LIFOW: cos’è e perché è importante

LIFOW è un acronimo in circolazione da poco e riassume il nuovo paradigma della formazione secondo la formulazione di Josh Bersin. Significa Learning In the Flow Of Working, cioè “imparare restando nel flusso del lavoro”.

Non si tratta soltanto di ottimizzare il tempo impiegato, evitando distacchi prolungati dall’operatività. Il punto sta anche, anzi soprattutto, nel sincronizzare l’apprendimento con il bisogno reale. Cioè:

fare in modo che le persone possano accedere alle informazioni nel momento in cui sorge una domanda, un dubbio, la necessità di rinfrescare la memoria.

Fin qui, la formazione è stata organizzata – e in molti casi continua ad esserlo – secondo momenti specifici, dedicati interamente ad essa. Ci sono le giornate passate nell’operatività lavorativa e le giornate passate in aula a coltivare nuova conoscenza.

Il punto debole di questo modello è che i contenuti incontrati nella formazione non vengono applicati il giorno dopo. Restano imballati dentro il magazzino mentale fino al giorno in cui si presenta l’occasione di tirarli fuori e usarli. Spesso e volentieri, però, a quel punto sono deteriorati, o evaporati completamente.

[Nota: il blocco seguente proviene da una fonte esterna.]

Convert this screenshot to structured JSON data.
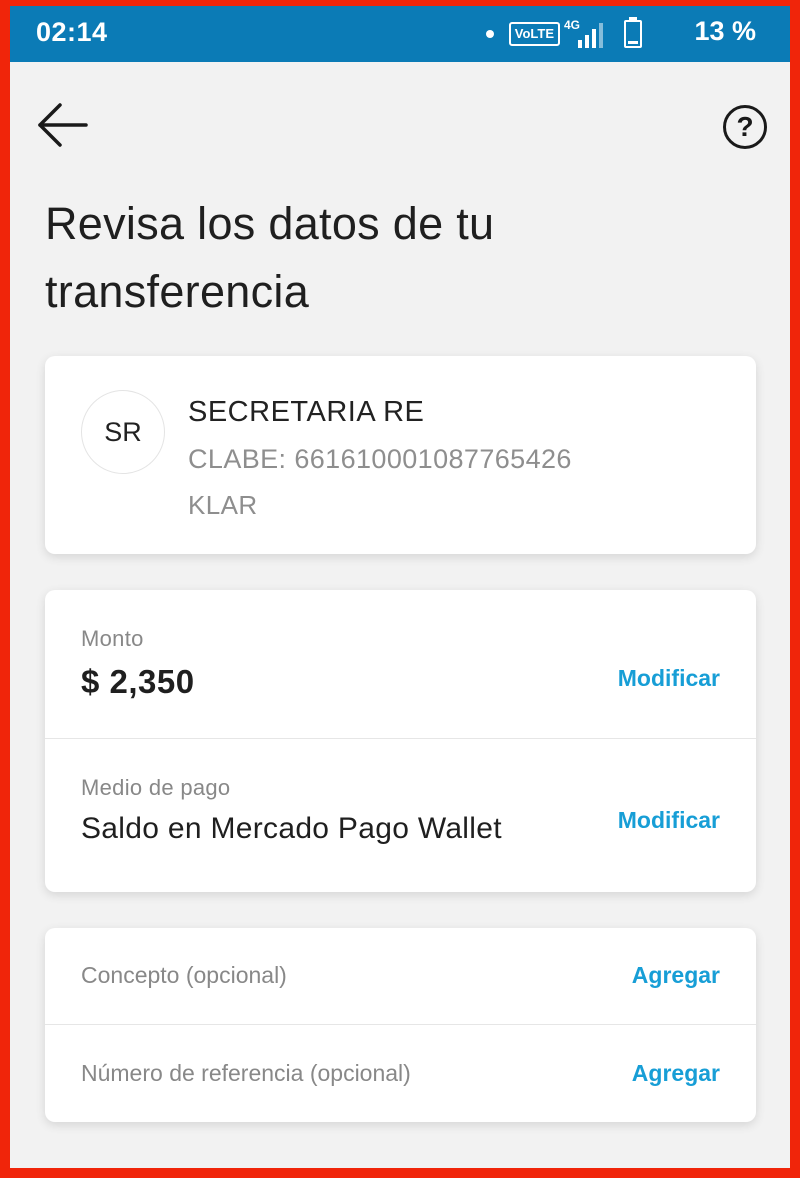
{
  "status_bar": {
    "time": "02:14",
    "volte": "VoLTE",
    "network": "4G",
    "battery_percent": "13 %",
    "battery_level": 0.13
  },
  "header": {
    "back_icon": "arrow-left-icon",
    "help_icon": "question-circle-icon",
    "help_symbol": "?"
  },
  "page": {
    "title": "Revisa los datos de tu transferencia"
  },
  "recipient": {
    "initials": "SR",
    "name": "SECRETARIA RE",
    "clabe": "CLABE: 661610001087765426",
    "bank": "KLAR"
  },
  "payment": {
    "amount_label": "Monto",
    "amount_value": "$ 2,350",
    "amount_action": "Modificar",
    "method_label": "Medio de pago",
    "method_value": "Saldo en Mercado Pago Wallet",
    "method_action": "Modificar"
  },
  "optional": {
    "concept_label": "Concepto (opcional)",
    "concept_action": "Agregar",
    "reference_label": "Número de referencia (opcional)",
    "reference_action": "Agregar"
  },
  "colors": {
    "status_bar": "#0b7bb6",
    "link": "#179ed6",
    "frame": "#f0250a",
    "background": "#f2f2f2"
  }
}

La persona fa uno sforzo supplementare per andarli a recuperare, e trova disponibile solo una frazione di ciò che aveva imparato a suo tempo. O meglio: che non aveva imparato. Perché se ha scordato tutto o buona parte degli argomenti oggetto della formazione, significa che l’apprendimento non ha avuto luogo.

Learning In the Flow Of Working

Il modello LIFOW, invece, prevede l’allestimento di un pacchetto di risorse informative e formative organizzato in modo tale che il learner sia in grado di accedervi quando la pratica lavorativa gli presenta un problema. Né prima, né dopo. Né tanto in anticipo da dimenticarsene, né quando ormai è troppo tardi.

Questo meccanismo presenta almeno due benefici:

  • fornisce alle persone un supporto concreto, reale e operativamente utile;
  • consente un apprendimento più robusto.

Infatti, acquisire una determinata informazione nel momento in cui l’attenzione è al massimo, perché il bisogno di imparare è concreto e impellente, favorisce un’assimilazione ampia ed esauriente.

E applicare la nuova conoscenza immediatamente, con una o più azioni e comportamenti vissuti nel reale, favorisce un consolidamento rapido e robusto di quanto appreso.

Quali sono in pratica gli strumenti per applicare il modello LIFOW? Moltissimi tra quelli disponibili nel mondo digitale. Possiamo utilizzare il microlearning, i video brevi, i job-aids. È decisivo assicurare un’accessibilità rapida e costante al materiale, con particolare attenzione alla fruizione mediante i dispositivi mobili.

Insomma: non è più la persona che va alla formazione, ma è la formazione che va alla persona.